Haub Alumni of the Month: Dorothy Finger and Carl Finger

A mother-son Haub Law legacy

Dorothy and Carl Finger are both attorneys at The Law Offices of Finger & Finger, A Professional Corporation. In 1980, Dorothy graduated cum laude from the Elisabeth Haub School of Law at Pace University. In 1993, Carl Finger graduated from Boston University School of Law and then, in 1997, Carl followed in his mother’s footsteps and attended Haub Law, receiving his LLM in Environmental Law.

What were your favorite classes while attending Haub Law?

DF: Contracts, Federal Civil Procedure, and Constitutional Law

CF: I really enjoyed an environmental law class that I took with Professor Nick Robinson.
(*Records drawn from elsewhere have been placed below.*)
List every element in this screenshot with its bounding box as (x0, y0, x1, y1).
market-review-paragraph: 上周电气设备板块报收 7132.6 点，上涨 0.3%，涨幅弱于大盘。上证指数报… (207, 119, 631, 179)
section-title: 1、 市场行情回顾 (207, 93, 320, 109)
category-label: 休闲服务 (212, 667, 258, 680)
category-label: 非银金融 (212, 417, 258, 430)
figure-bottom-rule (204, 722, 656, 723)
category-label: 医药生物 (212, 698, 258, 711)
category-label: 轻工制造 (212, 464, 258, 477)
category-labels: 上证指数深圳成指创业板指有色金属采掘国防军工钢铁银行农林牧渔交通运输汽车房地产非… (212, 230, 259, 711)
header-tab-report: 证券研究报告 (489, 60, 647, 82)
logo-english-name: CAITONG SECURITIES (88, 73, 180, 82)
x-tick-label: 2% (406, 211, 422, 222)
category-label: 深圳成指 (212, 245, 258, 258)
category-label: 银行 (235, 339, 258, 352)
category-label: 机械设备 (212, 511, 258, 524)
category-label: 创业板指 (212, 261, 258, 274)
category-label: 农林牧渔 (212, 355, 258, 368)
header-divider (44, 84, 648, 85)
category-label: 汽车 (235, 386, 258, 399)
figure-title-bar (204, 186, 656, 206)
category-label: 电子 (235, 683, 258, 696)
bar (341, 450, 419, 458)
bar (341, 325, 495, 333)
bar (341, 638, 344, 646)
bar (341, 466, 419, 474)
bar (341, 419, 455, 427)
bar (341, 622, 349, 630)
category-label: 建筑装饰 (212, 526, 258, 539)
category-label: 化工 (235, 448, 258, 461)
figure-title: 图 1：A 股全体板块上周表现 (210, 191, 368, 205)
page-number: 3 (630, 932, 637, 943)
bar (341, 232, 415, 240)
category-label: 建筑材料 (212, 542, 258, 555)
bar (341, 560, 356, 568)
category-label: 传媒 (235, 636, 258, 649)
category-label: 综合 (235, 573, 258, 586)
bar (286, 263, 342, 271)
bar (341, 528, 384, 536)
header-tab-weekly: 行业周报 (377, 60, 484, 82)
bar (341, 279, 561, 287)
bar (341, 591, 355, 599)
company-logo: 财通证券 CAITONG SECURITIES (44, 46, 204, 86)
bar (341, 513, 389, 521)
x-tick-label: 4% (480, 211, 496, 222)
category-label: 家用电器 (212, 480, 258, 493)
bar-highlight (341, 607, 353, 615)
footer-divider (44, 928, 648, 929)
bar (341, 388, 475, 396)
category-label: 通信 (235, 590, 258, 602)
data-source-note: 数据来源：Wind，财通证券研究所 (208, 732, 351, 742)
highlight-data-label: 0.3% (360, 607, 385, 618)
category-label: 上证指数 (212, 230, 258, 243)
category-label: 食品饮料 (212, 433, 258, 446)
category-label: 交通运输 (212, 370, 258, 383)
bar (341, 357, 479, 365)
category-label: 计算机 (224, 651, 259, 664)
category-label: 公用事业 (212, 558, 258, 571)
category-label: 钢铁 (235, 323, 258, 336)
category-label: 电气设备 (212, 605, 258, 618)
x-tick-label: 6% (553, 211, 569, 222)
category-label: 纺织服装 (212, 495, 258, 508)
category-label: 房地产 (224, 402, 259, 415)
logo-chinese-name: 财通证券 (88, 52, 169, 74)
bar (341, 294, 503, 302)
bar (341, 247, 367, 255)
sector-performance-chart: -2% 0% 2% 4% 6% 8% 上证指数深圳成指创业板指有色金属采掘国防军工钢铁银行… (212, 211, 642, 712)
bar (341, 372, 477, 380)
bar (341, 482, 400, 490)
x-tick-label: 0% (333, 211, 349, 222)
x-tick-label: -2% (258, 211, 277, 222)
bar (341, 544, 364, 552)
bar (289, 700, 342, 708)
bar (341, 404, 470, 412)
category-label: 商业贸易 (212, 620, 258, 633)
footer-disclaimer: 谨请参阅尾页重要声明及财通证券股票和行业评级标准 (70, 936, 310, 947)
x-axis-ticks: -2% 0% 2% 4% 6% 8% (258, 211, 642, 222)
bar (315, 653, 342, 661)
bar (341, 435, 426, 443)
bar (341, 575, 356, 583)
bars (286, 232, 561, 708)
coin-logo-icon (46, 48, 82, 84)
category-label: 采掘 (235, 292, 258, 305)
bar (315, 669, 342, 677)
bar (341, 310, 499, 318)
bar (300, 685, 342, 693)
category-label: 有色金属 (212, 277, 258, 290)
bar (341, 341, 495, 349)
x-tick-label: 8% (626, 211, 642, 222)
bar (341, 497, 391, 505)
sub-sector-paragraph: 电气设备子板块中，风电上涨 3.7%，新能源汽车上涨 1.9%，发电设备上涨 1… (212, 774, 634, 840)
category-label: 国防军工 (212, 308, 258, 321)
It was extremely influential and eye opening.

Which classes in particular do you find most useful to your career?

DF: Contracts, real property, and civil procedure have proved to be the most useful and are applied regularly in the cases that I handle.

CF: As counsel to the Building and Realty Institute of Westchester and the Mid-Hudson Region, Inc., the land use classes have proven to be the most applicable from a day to day aspect. With that background I have worked with groups on SEQRA analysis and policy recommendation and related issues. The lessons from these classes have been applied to appearances before land use boards in local municipalities, lobbying efforts in Albany, and litigation.

What was one of your best memories from your time at Pace?

DF: Civil Procedure, when the professor posited the question: “You come home from work open the garage and see spouse’s car smashed, what do you do first?” Several answers were call the police, call your insurance company, etc. The professor responded by saying that the most important question was “Honey are you all right?” He said we will all be lawyers, but we must remember that we are first and foremost human beings. This is still the most important advice in practice.

CF: There was a Saturday all day seminar the first year in the environmental law program that I really enjoyed. It was a relaxed learning environment with great student and professor interaction.

Did you always desire to go to law school and become a lawyer? 

DF: I probably thought about it during high school, but there were few women in law at that time and when I was graduating from college I was also getting married. I got a masters in economics while I was working part-time. I thought about it after I had children, but until Pace opened in my back yard it was too difficult.

CF: I didn’t really plan on it. However, I did like the idea of working for myself and the family business has really been an important part of being an attorney for me.

Dorothy - how did you feel once your son decided to pursue law?

DF: I was happy with Carl’s decision because it was his decision – he was not sure what he wanted to do and a law degree would always be useful and productive. He turned out to be a great lawyer.

Carl – did your mothers attendance at Pace influence your decision to go to law school and eventually to attend Pace to receive your LLM?

CF: Definitely. I knew she had an amazing experience at Pace and when I was considering the masters of laws program the field was of interest, but I knew the professors, students, and community at Pace were top notch. I had many times met her fellow students and Professor Hervey Johnson so I knew that Pace was a place to build relationships that last a lifetime. 

What are the benefits of being involved in a family law practice?

DF: It has been a great way to grow the practice, but still keep it a mom and pop business. Also, during this particular time we could not have survived without Carl and Daniel and leaning and relying on one another not only as colleagues, but as family. 

CF: The unimpeded communication, cooperation, and sharing of knowledge and experience cannot be duplicated. Additionally, the ability to rely upon each other in an unusual way allows us to dedicate time to important other endeavors such as my service on the Village of Scarsdale Board of Trustees and the Village of Scarsdale Board of Education. 

Do you have any advice for current and future law students?

DF: Simply put: graduate, pass the bar, and get a job that will give you good experience, and don’t forget that you are a human being.

CF:  You will be challenged by attorneys, clients, and judges throughout your career, and not always in the nicest of ways or with the kindest of words.  Maintaining your own calm perspective and integrity will provide you with the foundation necessary to respond with confidence when confronted.